Le président de l'Assemblée, Richard Ferrand, pourra-t-il mener les débats jusqu'à leur terme ?

















Le président de l'Assemblée, Richard Ferrand, pourra-t-il mener les débats jusqu'à leur terme ?  Crédits : Geoffroy van der Hasselt - AFP
Quand le visage de François Fillon apparaîtra, à l'ouverture de son procès, y aura-t-il une partie de la gauche pour éprouver un peu de nostalgie ? 
Un souvenir ému pour l'époque du gouvernement Fillon - cette époque où une réforme des retraites était débattue jusqu'à son terme, sans usage du 49.3 ? 
Oui, car en 2010, la refonte des retraites avait été votée par le parlement. Sans recours à l'article 49 alinéa 3, qui permet d'adopter un texte sans vote - ce que s'apprête à faire l'exécutif actuel, selon plusieurs sources au sein de la majorité. 
Allez, on ne poussera pas ce matin la provocation jusqu'à suggérer que la gauche va bientôt regretter le temps béni du dialogue démocratique sous Nicolas Sarkozy, mais enfin l'utilisation du 49.3 qui se prépare est tout sauf neutre. 

Test de paternité

Bien sûr, le nombre d'amendements déposés par l'opposition donne la berlue : 41 000, dont moins de 5000 ont été examinés la semaine dernière à l'Assemblée. La majorité macroniste a raison de dire qu'à ce rythme, il faudrait plusieurs mois, week-ends compris, pour en voir le bout. 

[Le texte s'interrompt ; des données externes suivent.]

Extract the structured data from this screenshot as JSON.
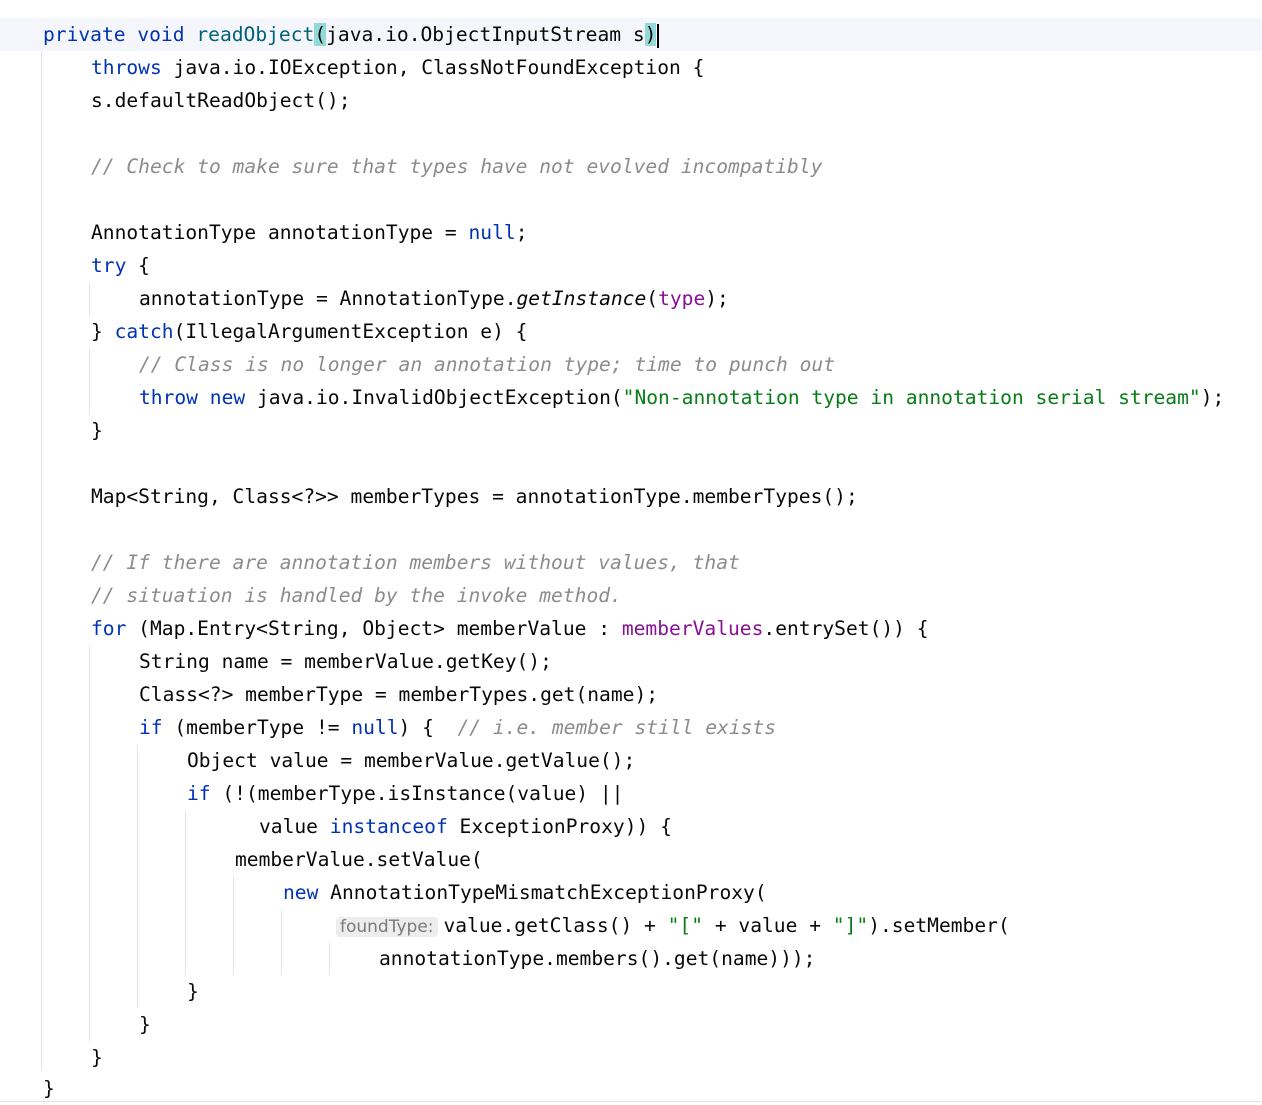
{
  "code": {
    "l1": {
      "kw1": "private void ",
      "method": "readObject",
      "paren_open": "(",
      "params": "java.io.ObjectInputStream s",
      "paren_close": ")"
    },
    "l2": {
      "kw": "throws",
      "rest": " java.io.IOException, ClassNotFoundException {"
    },
    "l3": {
      "text": "s.defaultReadObject();"
    },
    "l5": {
      "comment": "// Check to make sure that types have not evolved incompatibly"
    },
    "l7": {
      "pre": "AnnotationType annotationType = ",
      "kw": "null",
      "post": ";"
    },
    "l8": {
      "kw": "try",
      "post": " {"
    },
    "l9": {
      "pre": "annotationType = AnnotationType.",
      "call": "getInstance",
      "open": "(",
      "field": "type",
      "close": ");"
    },
    "l10": {
      "pre": "} ",
      "kw": "catch",
      "post": "(IllegalArgumentException e) {"
    },
    "l11": {
      "comment": "// Class is no longer an annotation type; time to punch out"
    },
    "l12": {
      "kw1": "throw",
      "sp": " ",
      "kw2": "new",
      "pre": " java.io.InvalidObjectException(",
      "str": "\"Non-annotation type in annotation serial stream\"",
      "post": ");"
    },
    "l13": {
      "text": "}"
    },
    "l15": {
      "text": "Map<String, Class<?>> memberTypes = annotationType.memberTypes();"
    },
    "l17": {
      "comment": "// If there are annotation members without values, that"
    },
    "l18": {
      "comment": "// situation is handled by the invoke method."
    },
    "l19": {
      "kw": "for",
      "pre": " (Map.Entry<String, Object> memberValue : ",
      "field": "memberValues",
      "post": ".entrySet()) {"
    },
    "l20": {
      "text": "String name = memberValue.getKey();"
    },
    "l21": {
      "text": "Class<?> memberType = memberTypes.get(name);"
    },
    "l22": {
      "kw": "if",
      "pre": " (memberType != ",
      "kw2": "null",
      "post": ") {  ",
      "comment": "// i.e. member still exists"
    },
    "l23": {
      "text": "Object value = memberValue.getValue();"
    },
    "l24": {
      "kw": "if",
      "post": " (!(memberType.isInstance(value) ||"
    },
    "l25": {
      "pre": "value ",
      "kw": "instanceof",
      "post": " ExceptionProxy)) {"
    },
    "l26": {
      "text": "memberValue.setValue("
    },
    "l27": {
      "kw": "new",
      "post": " AnnotationTypeMismatchExceptionProxy("
    },
    "l28": {
      "hint": "foundType:",
      "pre": "value.getClass() + ",
      "s1": "\"[\"",
      "mid": " + value + ",
      "s2": "\"]\"",
      "post": ").setMember("
    },
    "l29": {
      "text": "annotationType.members().get(name)));"
    },
    "l30": {
      "text": "}"
    },
    "l31": {
      "text": "}"
    },
    "l32": {
      "text": "}"
    },
    "l33": {
      "text": "}"
    }
  }
}
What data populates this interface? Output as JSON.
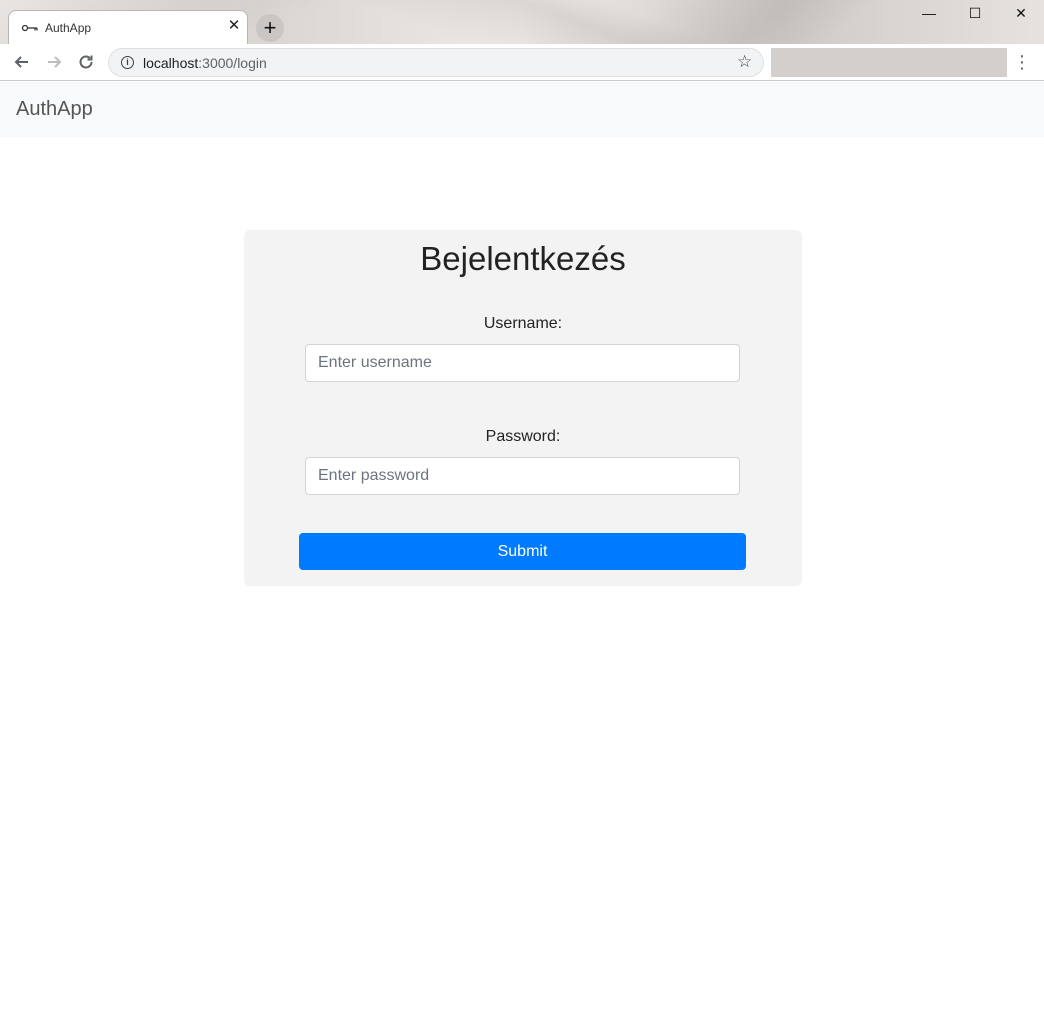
{
  "browser": {
    "tab_title": "AuthApp",
    "tab_close": "✕",
    "new_tab": "+",
    "url_host": "localhost",
    "url_path": ":3000/login",
    "window_controls": {
      "minimize": "—",
      "maximize": "☐",
      "close": "✕"
    }
  },
  "navbar": {
    "brand": "AuthApp"
  },
  "login": {
    "title": "Bejelentkezés",
    "username_label": "Username:",
    "username_placeholder": "Enter username",
    "username_value": "",
    "password_label": "Password:",
    "password_placeholder": "Enter password",
    "password_value": "",
    "submit_label": "Submit"
  },
  "colors": {
    "primary": "#007bff",
    "navbar_bg": "#f8f9fa",
    "card_bg": "#f3f3f3"
  }
}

Il est vrai, de même, que cette chorégraphie des amendements verse parfois dans le ridicule... Évoquons par exemple le sous-amendement n°42160, examiné hier. Il vise à remplacer, dans le texte de loi, le terme « annuelle » par les mots « chaque année ». 

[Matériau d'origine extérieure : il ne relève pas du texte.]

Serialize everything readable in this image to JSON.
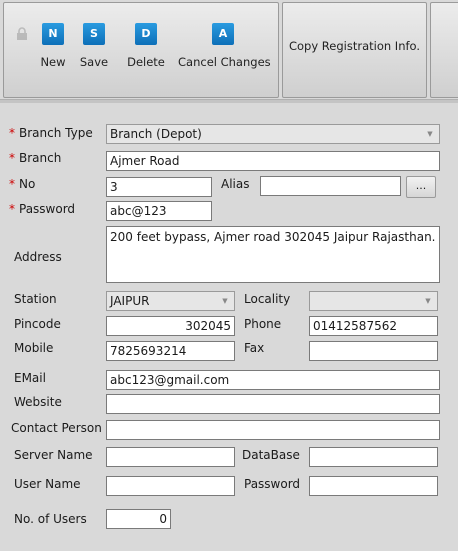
{
  "toolbar": {
    "new_label": "New",
    "save_label": "Save",
    "delete_label": "Delete",
    "cancel_label": "Cancel Changes",
    "copy_label": "Copy Registration Info.",
    "icons": {
      "new": "N",
      "save": "S",
      "delete": "D",
      "cancel": "A"
    }
  },
  "form": {
    "branch_type": {
      "label": "Branch Type",
      "value": "Branch (Depot)"
    },
    "branch": {
      "label": "Branch",
      "value": "Ajmer Road"
    },
    "no": {
      "label": "No",
      "value": "3"
    },
    "alias": {
      "label": "Alias",
      "value": "",
      "button": "..."
    },
    "password": {
      "label": "Password",
      "value": "abc@123"
    },
    "address": {
      "label": "Address",
      "value": "200 feet bypass, Ajmer road 302045 Jaipur Rajasthan."
    },
    "station": {
      "label": "Station",
      "value": "JAIPUR"
    },
    "locality": {
      "label": "Locality",
      "value": ""
    },
    "pincode": {
      "label": "Pincode",
      "value": "302045"
    },
    "phone": {
      "label": "Phone",
      "value": "01412587562"
    },
    "mobile": {
      "label": "Mobile",
      "value": "7825693214"
    },
    "fax": {
      "label": "Fax",
      "value": ""
    },
    "email": {
      "label": "EMail",
      "value": "abc123@gmail.com"
    },
    "website": {
      "label": "Website",
      "value": ""
    },
    "contact_person": {
      "label": "Contact Person",
      "value": ""
    },
    "server_name": {
      "label": "Server Name",
      "value": ""
    },
    "database": {
      "label": "DataBase",
      "value": ""
    },
    "user_name": {
      "label": "User Name",
      "value": ""
    },
    "db_password": {
      "label": "Password",
      "value": ""
    },
    "no_of_users": {
      "label": "No. of Users",
      "value": "0"
    },
    "required_marker": "*"
  },
  "colors": {
    "accent": "#1a86d0",
    "required": "#cc0000",
    "panel": "#d9d9d9"
  }
}
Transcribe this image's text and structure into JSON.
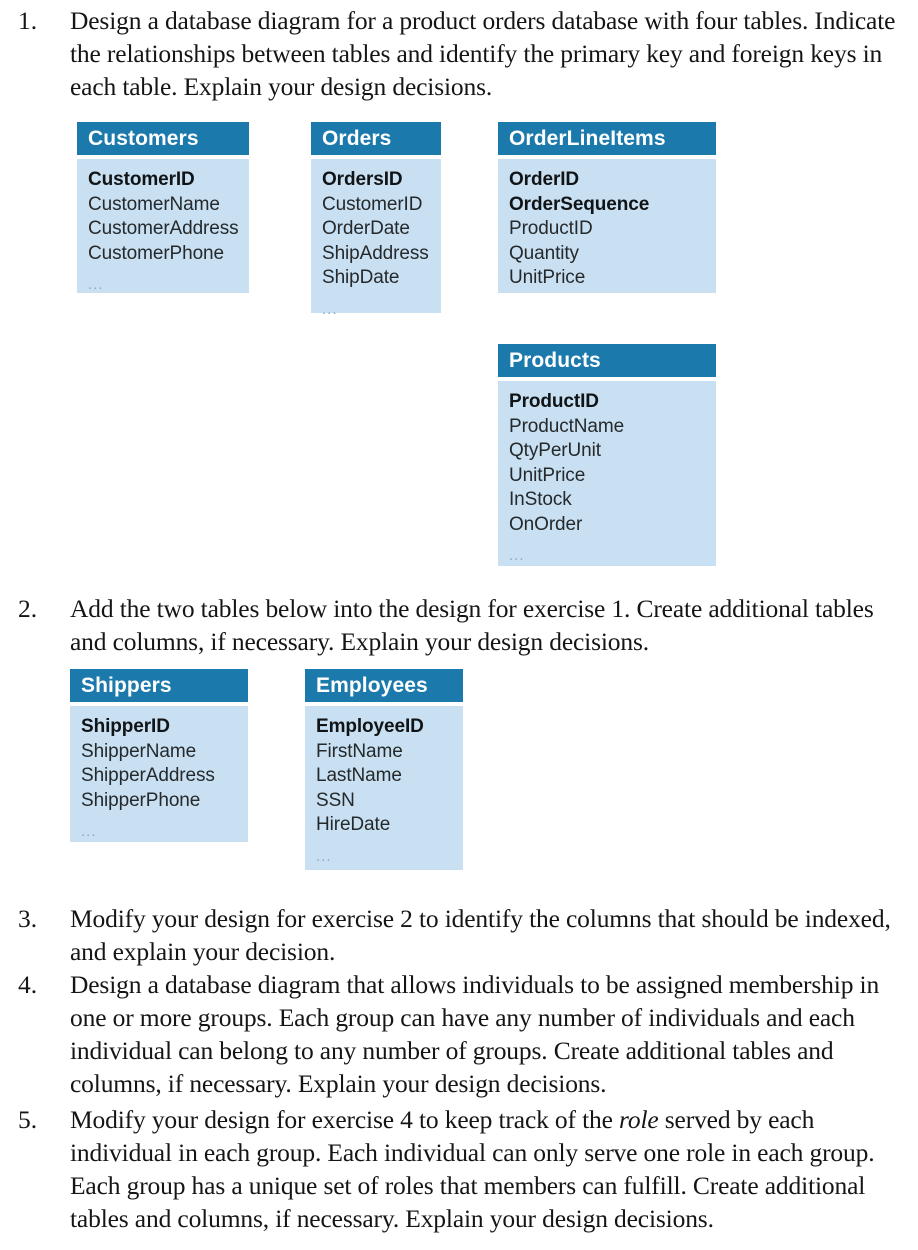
{
  "page": {
    "type": "textbook-exercise-list",
    "colors": {
      "table_header_bg": "#1b79ac",
      "table_body_bg": "#c8e0f2",
      "table_header_text": "#ffffff",
      "body_text": "#151515",
      "ellipsis": "#8aa9c4"
    }
  },
  "exercises": [
    {
      "number": "1.",
      "text": "Design a database diagram for a product orders database with four tables. Indicate the relationships between tables and identify the primary key and foreign keys in each table. Explain your design decisions."
    },
    {
      "number": "2.",
      "text": "Add the two tables below into the design for exercise 1. Create additional tables and columns, if necessary. Explain your design decisions."
    },
    {
      "number": "3.",
      "text": "Modify your design for exercise 2 to identify the columns that should be indexed, and explain your decision."
    },
    {
      "number": "4.",
      "text": "Design a database diagram that allows individuals to be assigned membership in one or more groups. Each group can have any number of individuals and each individual can belong to any number of groups. Create additional tables and columns, if necessary. Explain your design decisions."
    },
    {
      "number": "5.",
      "text_before_italic": "Modify your design for exercise 4 to keep track of the ",
      "italic_word": "role",
      "text_after_italic": " served by each individual in each group. Each individual can only serve one role in each group. Each group has a unique set of roles that members can fulfill. Create additional tables and columns, if necessary. Explain your design decisions."
    }
  ],
  "diagram_exercise_1": {
    "tables": [
      {
        "name": "Customers",
        "columns": [
          {
            "label": "CustomerID",
            "key": true
          },
          {
            "label": "CustomerName",
            "key": false
          },
          {
            "label": "CustomerAddress",
            "key": false
          },
          {
            "label": "CustomerPhone",
            "key": false
          }
        ],
        "ellipsis": "..."
      },
      {
        "name": "Orders",
        "columns": [
          {
            "label": "OrdersID",
            "key": true
          },
          {
            "label": "CustomerID",
            "key": false
          },
          {
            "label": "OrderDate",
            "key": false
          },
          {
            "label": "ShipAddress",
            "key": false
          },
          {
            "label": "ShipDate",
            "key": false
          }
        ],
        "ellipsis": "..."
      },
      {
        "name": "OrderLineItems",
        "columns": [
          {
            "label": "OrderID",
            "key": true
          },
          {
            "label": "OrderSequence",
            "key": true
          },
          {
            "label": "ProductID",
            "key": false
          },
          {
            "label": "Quantity",
            "key": false
          },
          {
            "label": "UnitPrice",
            "key": false
          }
        ],
        "ellipsis": ""
      },
      {
        "name": "Products",
        "columns": [
          {
            "label": "ProductID",
            "key": true
          },
          {
            "label": "ProductName",
            "key": false
          },
          {
            "label": "QtyPerUnit",
            "key": false
          },
          {
            "label": "UnitPrice",
            "key": false
          },
          {
            "label": "InStock",
            "key": false
          },
          {
            "label": "OnOrder",
            "key": false
          }
        ],
        "ellipsis": "..."
      }
    ]
  },
  "diagram_exercise_2": {
    "tables": [
      {
        "name": "Shippers",
        "columns": [
          {
            "label": "ShipperID",
            "key": true
          },
          {
            "label": "ShipperName",
            "key": false
          },
          {
            "label": "ShipperAddress",
            "key": false
          },
          {
            "label": "ShipperPhone",
            "key": false
          }
        ],
        "ellipsis": "..."
      },
      {
        "name": "Employees",
        "columns": [
          {
            "label": "EmployeeID",
            "key": true
          },
          {
            "label": "FirstName",
            "key": false
          },
          {
            "label": "LastName",
            "key": false
          },
          {
            "label": "SSN",
            "key": false
          },
          {
            "label": "HireDate",
            "key": false
          }
        ],
        "ellipsis": "..."
      }
    ]
  }
}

Voilà de quoi bouleverser la philosophie générale du projet ! Une trouvaille qui s'apparente moins au concours Lépine qu'au concours de lenteur. 
Cela dit, d'autres propositions de l'opposition sont plus constructives ; un amendement communiste adopté hier à l'Assemblée prévoit de prendre en compte les "gains de productivité" de l'économie française pour piloter le futur système des retraites. 

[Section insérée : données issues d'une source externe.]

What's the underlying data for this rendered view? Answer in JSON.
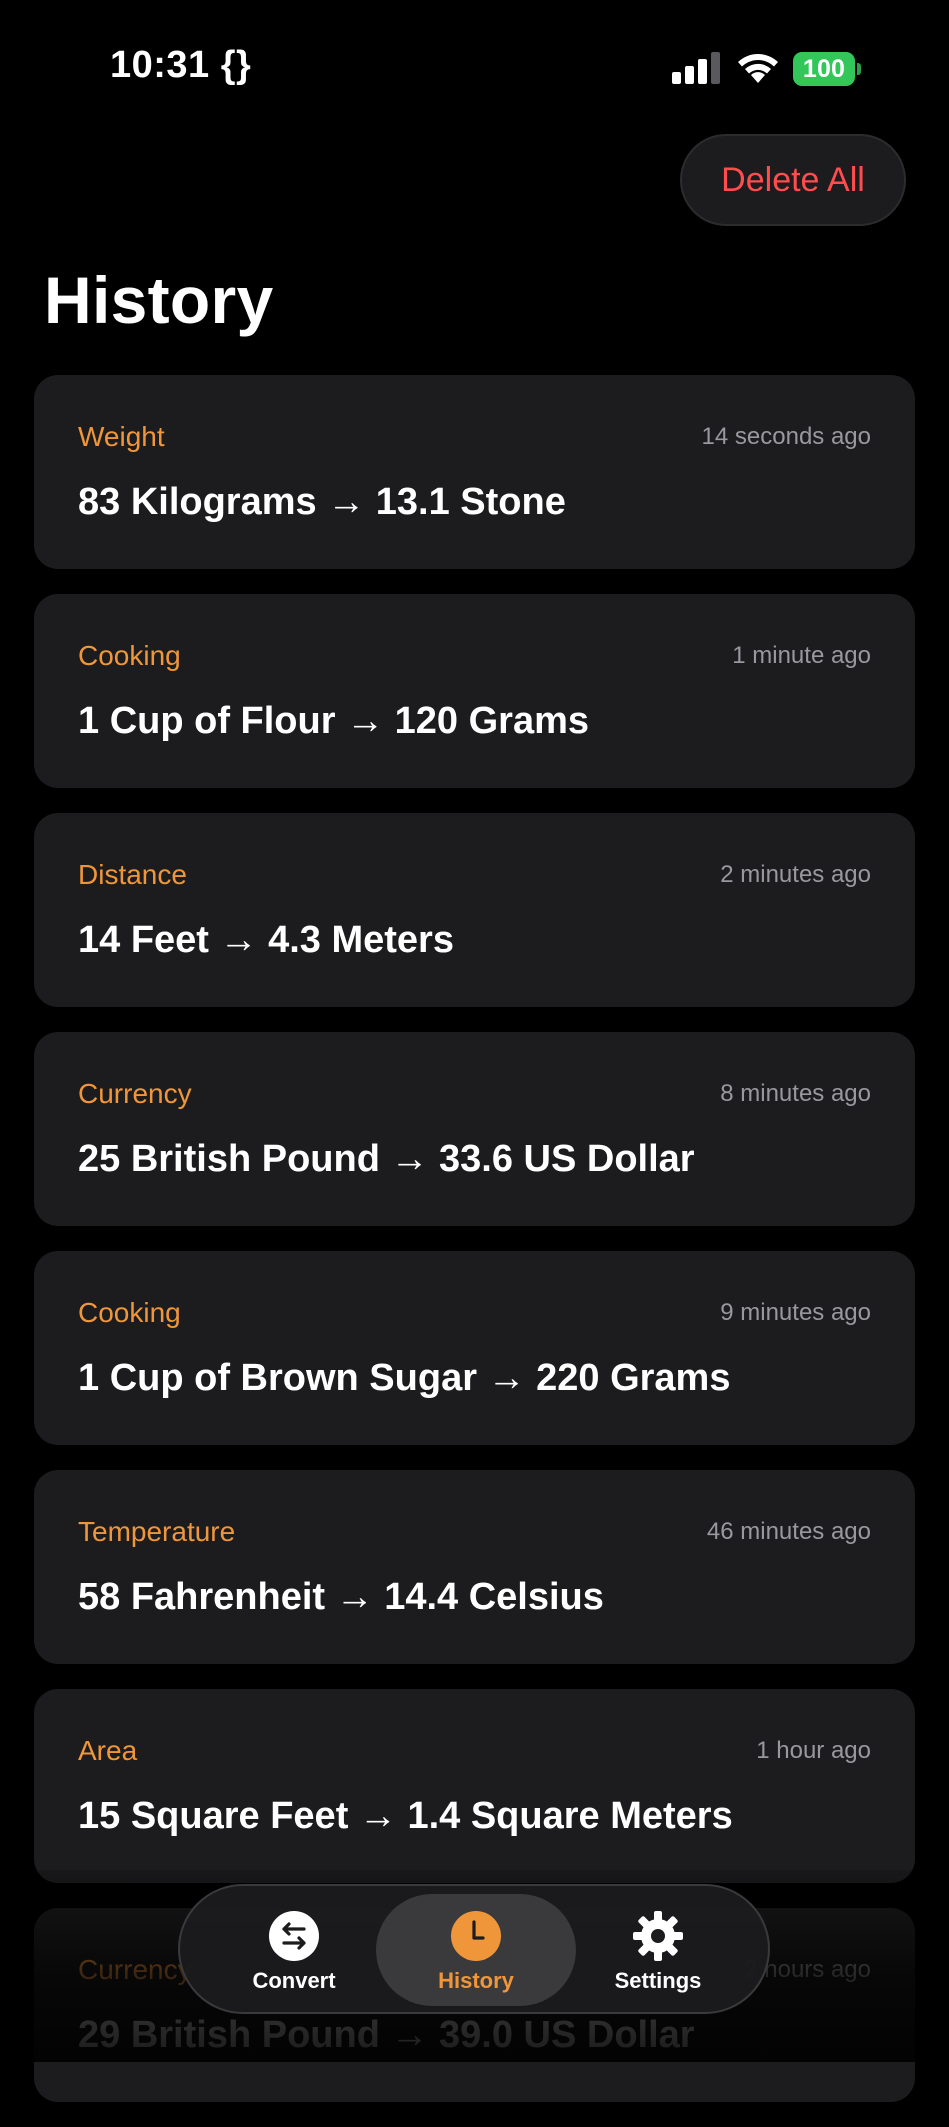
{
  "status_bar": {
    "time": "10:31 {}",
    "battery": "100"
  },
  "header": {
    "delete_all_label": "Delete All",
    "title": "History"
  },
  "history": [
    {
      "category": "Weight",
      "time": "14 seconds ago",
      "result": "83 Kilograms → 13.1 Stone"
    },
    {
      "category": "Cooking",
      "time": "1 minute ago",
      "result": "1 Cup of Flour → 120 Grams"
    },
    {
      "category": "Distance",
      "time": "2 minutes ago",
      "result": "14 Feet → 4.3 Meters"
    },
    {
      "category": "Currency",
      "time": "8 minutes ago",
      "result": "25 British Pound → 33.6 US Dollar"
    },
    {
      "category": "Cooking",
      "time": "9 minutes ago",
      "result": "1 Cup of Brown Sugar → 220 Grams"
    },
    {
      "category": "Temperature",
      "time": "46 minutes ago",
      "result": "58 Fahrenheit → 14.4 Celsius"
    },
    {
      "category": "Area",
      "time": "1 hour ago",
      "result": "15 Square Feet → 1.4 Square Meters"
    },
    {
      "category": "Currency",
      "time": "2 hours ago",
      "result": "29 British Pound → 39.0 US Dollar"
    }
  ],
  "tab_bar": {
    "tabs": [
      {
        "label": "Convert",
        "icon": "convert-arrows-icon"
      },
      {
        "label": "History",
        "icon": "clock-icon"
      },
      {
        "label": "Settings",
        "icon": "gear-icon"
      }
    ],
    "active": "History"
  },
  "colors": {
    "background": "#000000",
    "card": "#1c1c1e",
    "accent_orange": "#f0963a",
    "delete_red": "#ff4d4d",
    "battery_green": "#33c759",
    "secondary_text": "#98989e"
  }
}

Mais jusqu'ici, ces instants de co-construction législatives sont rares, pour ne pas dire exceptionnels. 
Voilà pourquoi le gouvernement, qui veut faire adopter sa réforme avant les municipales, compte dégainer le 49.3.
Et dans les prochains jours, vous verrez la majorité et l'opposition se renvoyer la responsabilité de ce 49.3. Vous allez assister, en quelque sorte, à un test de paternité médiatique : qui a enfanté cette situation ? 
Le 49.3 ? "C'est à cause de l'obstruction nihiliste de la gauche", dira le gouvernement. Autrement dit, il y aurait les "obstructeurs" et les "constructeurs". 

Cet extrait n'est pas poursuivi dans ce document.